Il reste qu’aujourd’hui, la presse plongée dans un système économique hyperconcurrentiel ne prétend plus aujourd’hui à l’objectivité et à l’exhaustivité. Revendiquant sa légitime subjectivité, elle se nourrit surtout de visible et de faits sensationnels pour capter son public et vendre du papier et des images. Pour arriver à ses fins, elle cherche ce qui peut être avant tout montré, hiérarchisé, mis en scène afin de tenter de séduire ou de reconquérir un public blasé et versatile qui surfe sur le réseau mondial d’Interne en jouant parfois au journaliste amateur. Pour le philosophe Marcel Cauchet, l’expertise du journaliste est toujours plus nécessaire pour guider le citoyen dans le dédale de l’information. Ce qui ne dispense pas les journaux en crise de chercher des synergies avec Internet. « Il ne faut pas déduire de l’amateurisme global la pulvérisation intégrale du professionnalisme. C’est l’inverse qui va se produire. Le moment actuel est un passage. Mais à l’arrivée, le niveau d’exigence à l’égard de la presse sera plus élevé et non plus bas. » [6] À bon entendeur…
CD
[1] H.M. Hugues «News and the Human Interest tory», Chicago, Univ. of Chicago Press, 1940, avec une introd. De R.E. Park ; nov. éd. New-York, Greenwood Press Publishers, 1968.
[2] Isabelle Roberts et Raphaël Garrigos « La Bonne soupe », Paris, Les Arènes, 2006. Une analyse précise mais essentiellement à charge par deux journalistes de « Libération » du contenu rédactionnel du 13h de TF1 qui joue la proximité et cible essentiellement la France profonde au détriment des infos internationales, de la culture et encore plus du « journalisme philosophique ».
[3] Sylviane Agacinski « Journal interrompu » 24 janvier-25 mai 2002, op. cité, pp. 15-16.
[4] Egon Erwin Kisch « Le reporter enragé » Paris, Editions Cent Pages, 2003, préface, pp. 8-10.
[5] Pour en savoir plus, consulter la belle analyse pertinente de ce tableau proposée par J.-C. Bonnet dans son article «Les rôles du journaliste selon Camille Desmoulins», in P. Rétat (dir.), «La Révolution du journal 1788-1794 », Paris, CNRS, 1789, p. 179-185.

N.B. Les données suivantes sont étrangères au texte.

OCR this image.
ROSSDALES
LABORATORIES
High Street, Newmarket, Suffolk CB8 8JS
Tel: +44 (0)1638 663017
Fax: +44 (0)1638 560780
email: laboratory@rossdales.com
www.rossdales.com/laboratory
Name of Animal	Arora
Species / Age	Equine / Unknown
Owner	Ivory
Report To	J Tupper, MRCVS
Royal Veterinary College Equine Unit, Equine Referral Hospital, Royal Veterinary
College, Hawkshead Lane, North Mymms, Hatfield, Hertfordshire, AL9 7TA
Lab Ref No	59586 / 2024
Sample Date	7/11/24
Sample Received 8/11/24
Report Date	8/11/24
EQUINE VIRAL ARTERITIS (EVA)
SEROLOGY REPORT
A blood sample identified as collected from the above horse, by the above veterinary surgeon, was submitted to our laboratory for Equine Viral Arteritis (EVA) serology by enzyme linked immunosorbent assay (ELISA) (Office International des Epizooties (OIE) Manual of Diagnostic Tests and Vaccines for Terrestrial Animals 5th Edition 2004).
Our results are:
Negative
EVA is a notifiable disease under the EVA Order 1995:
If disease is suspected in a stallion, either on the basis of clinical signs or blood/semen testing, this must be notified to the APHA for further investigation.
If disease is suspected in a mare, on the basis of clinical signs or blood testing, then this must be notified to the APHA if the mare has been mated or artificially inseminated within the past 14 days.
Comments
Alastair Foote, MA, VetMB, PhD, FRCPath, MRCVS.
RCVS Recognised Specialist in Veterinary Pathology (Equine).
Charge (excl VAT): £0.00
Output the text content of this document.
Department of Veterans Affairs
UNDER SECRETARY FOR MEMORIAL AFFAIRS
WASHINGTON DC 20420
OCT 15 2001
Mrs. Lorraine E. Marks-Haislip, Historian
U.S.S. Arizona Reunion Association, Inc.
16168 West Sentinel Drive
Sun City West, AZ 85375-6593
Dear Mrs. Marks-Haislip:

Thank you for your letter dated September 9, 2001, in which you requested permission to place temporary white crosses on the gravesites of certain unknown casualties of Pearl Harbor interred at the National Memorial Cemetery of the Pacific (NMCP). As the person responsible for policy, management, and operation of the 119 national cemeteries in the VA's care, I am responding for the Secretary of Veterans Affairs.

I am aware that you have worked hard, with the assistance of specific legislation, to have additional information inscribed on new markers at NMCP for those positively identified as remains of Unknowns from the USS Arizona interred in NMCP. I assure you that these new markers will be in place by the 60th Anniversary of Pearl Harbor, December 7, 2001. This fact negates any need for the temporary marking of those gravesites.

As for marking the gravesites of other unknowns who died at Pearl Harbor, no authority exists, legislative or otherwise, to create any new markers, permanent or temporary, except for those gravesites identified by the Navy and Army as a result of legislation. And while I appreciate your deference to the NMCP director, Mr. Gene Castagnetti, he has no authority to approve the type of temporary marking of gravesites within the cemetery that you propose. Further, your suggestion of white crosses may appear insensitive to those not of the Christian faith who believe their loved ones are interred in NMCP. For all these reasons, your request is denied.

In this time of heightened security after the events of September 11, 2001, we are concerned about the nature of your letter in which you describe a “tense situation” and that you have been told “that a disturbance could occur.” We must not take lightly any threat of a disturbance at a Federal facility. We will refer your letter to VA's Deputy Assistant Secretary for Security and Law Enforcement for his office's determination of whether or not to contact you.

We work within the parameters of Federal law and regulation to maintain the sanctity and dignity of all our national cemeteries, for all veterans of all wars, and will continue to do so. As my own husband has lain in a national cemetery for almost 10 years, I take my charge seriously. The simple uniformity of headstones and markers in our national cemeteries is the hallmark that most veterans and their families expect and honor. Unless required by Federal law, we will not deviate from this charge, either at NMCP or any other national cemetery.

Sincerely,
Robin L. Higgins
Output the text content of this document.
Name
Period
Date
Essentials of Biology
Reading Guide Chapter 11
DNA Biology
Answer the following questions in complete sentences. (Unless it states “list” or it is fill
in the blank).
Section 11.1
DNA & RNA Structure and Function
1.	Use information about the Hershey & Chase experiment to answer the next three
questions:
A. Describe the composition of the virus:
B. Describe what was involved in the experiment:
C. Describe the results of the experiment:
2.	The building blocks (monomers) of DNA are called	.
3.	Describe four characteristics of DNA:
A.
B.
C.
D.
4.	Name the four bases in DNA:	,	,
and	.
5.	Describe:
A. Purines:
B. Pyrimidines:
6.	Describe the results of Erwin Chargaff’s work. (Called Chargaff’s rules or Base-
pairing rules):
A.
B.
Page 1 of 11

[6] Marcel Cauchet « Où sont les lecteurs ? Aux abris en général…» Propos recueillis par Josyanne Savigneau, Le Monde, 7 février 2009, p. 25 : « On a d’un côté les lecteurs à la recherche d’un contenu qu’on ne leur offre plus, et de l’autre une presse à la recherche d’un public qui n’existe pas (…) Il est vrai que chacun peut aujourd’hui s’adresser directement à la terre entière. Mais en pratique, où sont les lecteurs ? Aux abris, en général ! C’est un moment, pas un modèle. Ce que démontre le «tous journalistes» est précisément, a contrario, qu’il y a un vrai métier de journaliste. Qu’il faut redéfinir profondément…»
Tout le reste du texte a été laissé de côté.